Although change in MD histogram measures correlated with change in working memory, no associations were observed between baseline imaging and change in working memory. This either suggests that the baseline white matter pathophysiology is not strongly predictive of further physiological change that would be coupled with working memory decline or that the measurements are not sufficiently sensitive to detect this association. Longer term follow-up is required to explore these associations further.

WMH has previously been suggested as a surrogate marker to evaluate treatments for age related cognitive decline.30 31 The changes in WMH volume in our cohort were within the range reported previously30 31 The rate of brain atrophy in our study (−0.44% annually) is also similar to that previously reported, with previous estimates varying between −0.32% and −0.45% in middle-age and elderly populations.32 33 34

In this study, we used an automated histogram analysis, which reduces interindividual user error and may be suitable for larger multicentre studies using DTI as a surrogate marker. The associations with age and cognition using histogram and region of interest approaches are similar.14 A number of different parameters can be derived from the histogram. All are closely related but some may offer particular advantages. To explore this we described a number of different parameters and assessed their pattern of change with age and their sensitivity to change. Median MD increased and MD histogram distribution became more symmetrical and less peaked across the time points while median FA decreased and the FA histogram became more asymmetrical and more peaked. Median changes indicate a reduction in overall white matter integrity whereas changes in kurtosis indicate that voxel increases in MD are more variable than decreases in FA. We found the parameter which correlated strongest with cognition was normalised peak height frequency.
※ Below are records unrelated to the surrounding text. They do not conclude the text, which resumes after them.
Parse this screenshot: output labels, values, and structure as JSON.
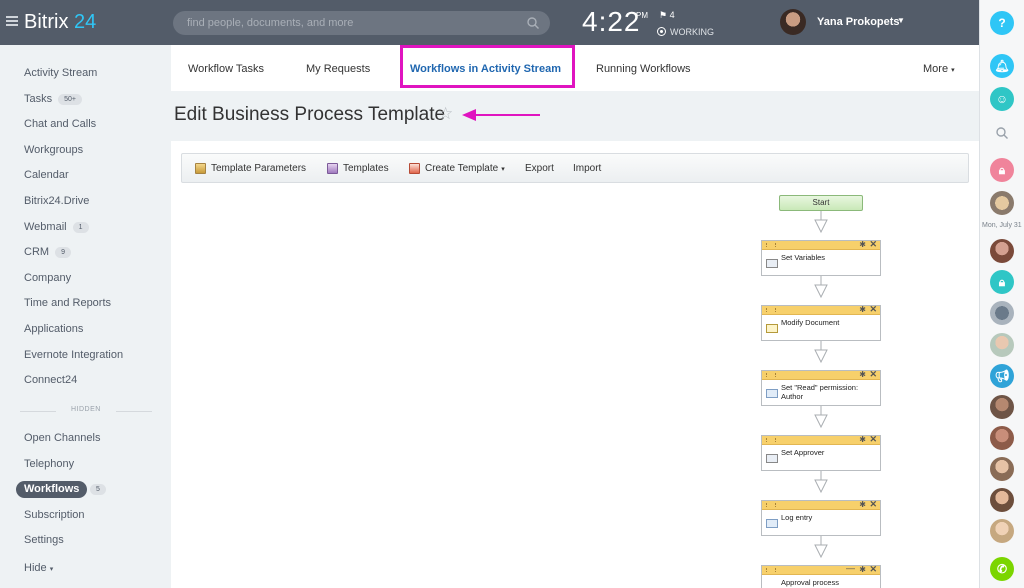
{
  "app": {
    "brand_name": "Bitrix",
    "brand_num": "24"
  },
  "header": {
    "search_placeholder": "find people, documents, and more",
    "clock": "4:22",
    "clock_period": "PM",
    "flag_count": "4",
    "status": "WORKING",
    "user_name": "Yana Prokopets"
  },
  "sidebar": {
    "items": [
      {
        "label": "Activity Stream"
      },
      {
        "label": "Tasks",
        "badge": "50+"
      },
      {
        "label": "Chat and Calls"
      },
      {
        "label": "Workgroups"
      },
      {
        "label": "Calendar"
      },
      {
        "label": "Bitrix24.Drive"
      },
      {
        "label": "Webmail",
        "badge": "1"
      },
      {
        "label": "CRM",
        "badge": "9"
      },
      {
        "label": "Company"
      },
      {
        "label": "Time and Reports"
      },
      {
        "label": "Applications"
      },
      {
        "label": "Evernote Integration"
      },
      {
        "label": "Connect24"
      }
    ],
    "hidden_label": "HIDDEN",
    "hidden_items": [
      {
        "label": "Open Channels"
      },
      {
        "label": "Telephony"
      },
      {
        "label": "Workflows",
        "badge": "5",
        "active": true
      },
      {
        "label": "Subscription"
      },
      {
        "label": "Settings"
      },
      {
        "label": "Hide"
      }
    ]
  },
  "tabs": [
    {
      "label": "Workflow Tasks"
    },
    {
      "label": "My Requests"
    },
    {
      "label": "Workflows in Activity Stream",
      "active": true
    },
    {
      "label": "Running Workflows"
    },
    {
      "label": "More"
    }
  ],
  "page": {
    "title": "Edit Business Process Template"
  },
  "toolbar": {
    "template_parameters": "Template Parameters",
    "templates": "Templates",
    "create_template": "Create Template",
    "export": "Export",
    "import": "Import"
  },
  "flow": {
    "start_label": "Start",
    "activities": [
      {
        "label": "Set Variables"
      },
      {
        "label": "Modify Document"
      },
      {
        "label": "Set \"Read\" permission: Author"
      },
      {
        "label": "Set Approver"
      },
      {
        "label": "Log entry"
      },
      {
        "label": "Approval process"
      }
    ]
  },
  "right_panel": {
    "help_label": "?",
    "date_label": "Mon, July 31"
  },
  "colors": {
    "topbar": "#535c69",
    "accent": "#2fc6f6",
    "highlight": "#e014c0",
    "activity_header": "#f7d06b"
  }
}
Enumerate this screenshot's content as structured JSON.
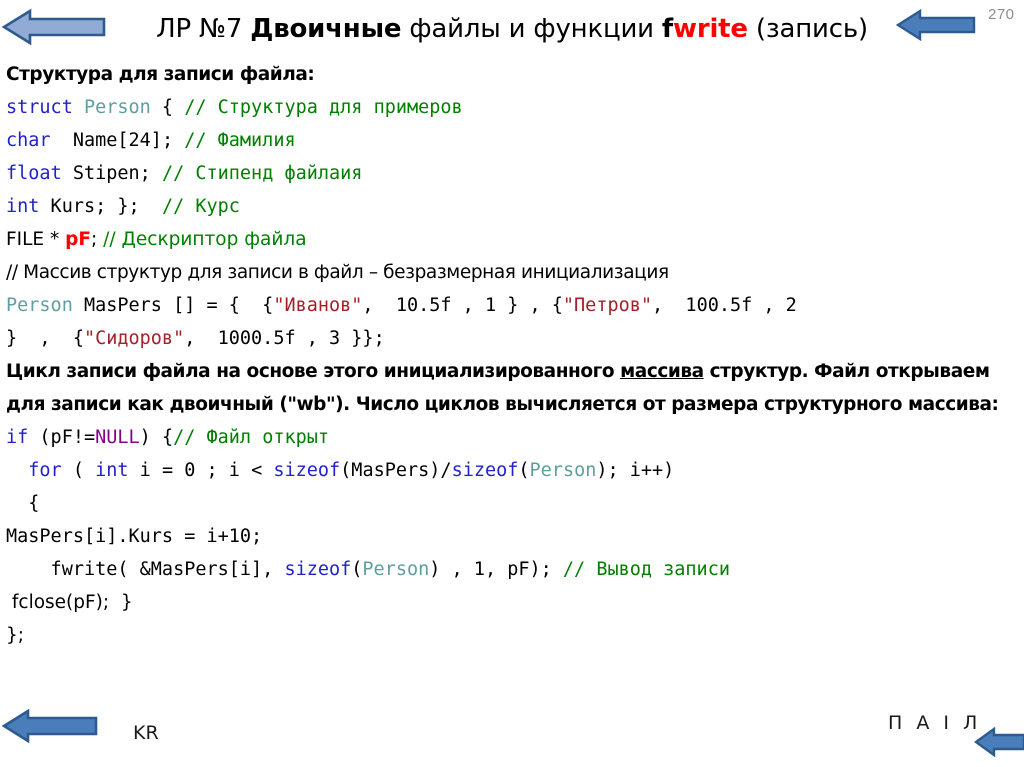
{
  "slide": {
    "page_number": "270",
    "title": {
      "part1": "ЛР №7 ",
      "part2_bold": "Двоичные",
      "part3": " файлы и функции ",
      "part4_bold_black": "f",
      "part5_bold_red": "write",
      "part6": " (запись)",
      "full_text": "ЛР №7 Двоичные файлы и функции fwrite (запись)"
    },
    "heading": "Структура для записи файла:",
    "code_block_1": {
      "line1": {
        "kw": "struct",
        "sp1": " ",
        "type": "Person",
        "brace": " { ",
        "comment": "// Структура для примеров"
      },
      "line2": {
        "kw": "char",
        "text": "  Name[24]; ",
        "comment": "// Фамилия"
      },
      "line3": {
        "kw": "float",
        "text": " Stipen; ",
        "comment": "// Стипенд файлаия"
      },
      "line4": {
        "kw": "int",
        "text": " Kurs; }; ",
        "comment": " // Курс"
      },
      "line5": {
        "pre": "FILE * ",
        "pf": "pF",
        "mid": "; ",
        "comment": "// Дескриптор файла"
      }
    },
    "note_1": "// Массив структур для записи в файл – безразмерная инициализация",
    "array_init": {
      "line1_a": "Person",
      "line1_b": " MasPers [] = {  {",
      "line1_s1": "\"Иванов\"",
      "line1_c": ",  10.5f , 1 } , {",
      "line1_s2": "\"Петров\"",
      "line1_d": ",  100.5f , 2",
      "line2_a": "}  ,  {",
      "line2_s3": "\"Сидоров\"",
      "line2_b": ",  1000.5f , 3 }};"
    },
    "paragraph_1": {
      "seg1": "Цикл записи файла на основе этого инициализированного ",
      "seg2_underline": "массива",
      "seg3": " структур. Файл открываем для записи как двоичный (\"wb\"). Число циклов вычисляется от размера структурного массива:"
    },
    "code_block_2": {
      "line1": {
        "kw_if": "if",
        "t1": " (pF!=",
        "null": "NULL",
        "t2": ") {",
        "comment": "// Файл открыт"
      },
      "line2": {
        "indent": "  ",
        "kw_for": "for",
        "t1": " ( ",
        "kw_int": "int",
        "t2": " i = 0 ; i < ",
        "sizeof1": "sizeof",
        "t3": "(MasPers)/",
        "sizeof2": "sizeof",
        "t4": "(",
        "type": "Person",
        "t5": "); i++)"
      },
      "line3": "  {",
      "line4": "MasPers[i].Kurs = i+10;",
      "line5": {
        "indent": "    fwrite( &MasPers[i], ",
        "sizeof": "sizeof",
        "t1": "(",
        "type": "Person",
        "t2": ") , 1, pF); ",
        "comment": "// Вывод записи"
      },
      "line6": " fclose(pF);  }",
      "line7": "};"
    },
    "footer": {
      "left": "KR",
      "right": "П А І Л"
    },
    "colors": {
      "keyword": "#2222cc",
      "type": "#5f9ea0",
      "comment": "#008000",
      "string": "#a52028",
      "null": "#8b008b",
      "accent_red": "#ff0000",
      "arrow_fill": "#4a7ebb",
      "arrow_fill_light": "#91abd4",
      "arrow_stroke": "#2e5a8e",
      "page_number_color": "#8d8d8d"
    },
    "icons": {
      "arrow_top_left": "arrow-left-icon",
      "arrow_top_right": "arrow-left-icon",
      "arrow_bottom_left": "arrow-left-icon",
      "arrow_bottom_right": "arrow-left-icon"
    }
  }
}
The same parameter correlates strongly with cognition in SVD.13

An advantage of this study is that it represents a normal community population with individuals being randomly selected. A proportion of patients did not attend follow-up examination and these tended to have worse cognitive profiles and lower measures of brain integrity at baseline. It is possible that these individuals had different rates of brain or cognitive changes and this would lead to two potential outcomes. If these individuals were less likely to deteriorate, then those who remained in the study would be more likely to deteriorate and hence increase the correlation between brain and cognitive changes. Conversely, if the participants who “dropped out” would have deteriorated more, then the remaining sample would demonstrate less decline and correlations would be reduced. On balance, the latter possibility is perhaps more likely, in view of the lower baseline values for brain imaging measures and poorer cognitive performance in the dropout group. Despite this potentially reduced sensitivity, significant results are detected in this sample.

In summary, in this longitudinal study of normal ageing, we demonstrated that DTI is sensitive to white matter damage and can reliably detect change even over a 2 year period. Despite the highly significant change in DTI parameters, there was little detectable change in cognition, with a significant change only in working memory and no detectable change in executive function or information processing speed. A significant correlation was detected between change in DTI and change in working memory performance. Our data suggest DTI may be a promising marker to assess age related white matter change. Further studies are required with longer follow-up and larger sample size to show whether changes in DTI robustly correlate with decline in different cognitive domains thought to depend on white matter connectivity.


We are grateful to the staff of Church Lane Surgery, Merton Park, London, UK, for assistance with patient recruitment.



  • Funding The GENIE study was funded by a UK charity Research into Ageing Program grant. FS is funded by an MRC studentship.

  • Competing interests None.

  • Ethics approval Ethics committee approval was obtained from Wandsworth Local Research Ethics Committee.

  • Provenance and Peer review Not commissioned; externally peer reviewed.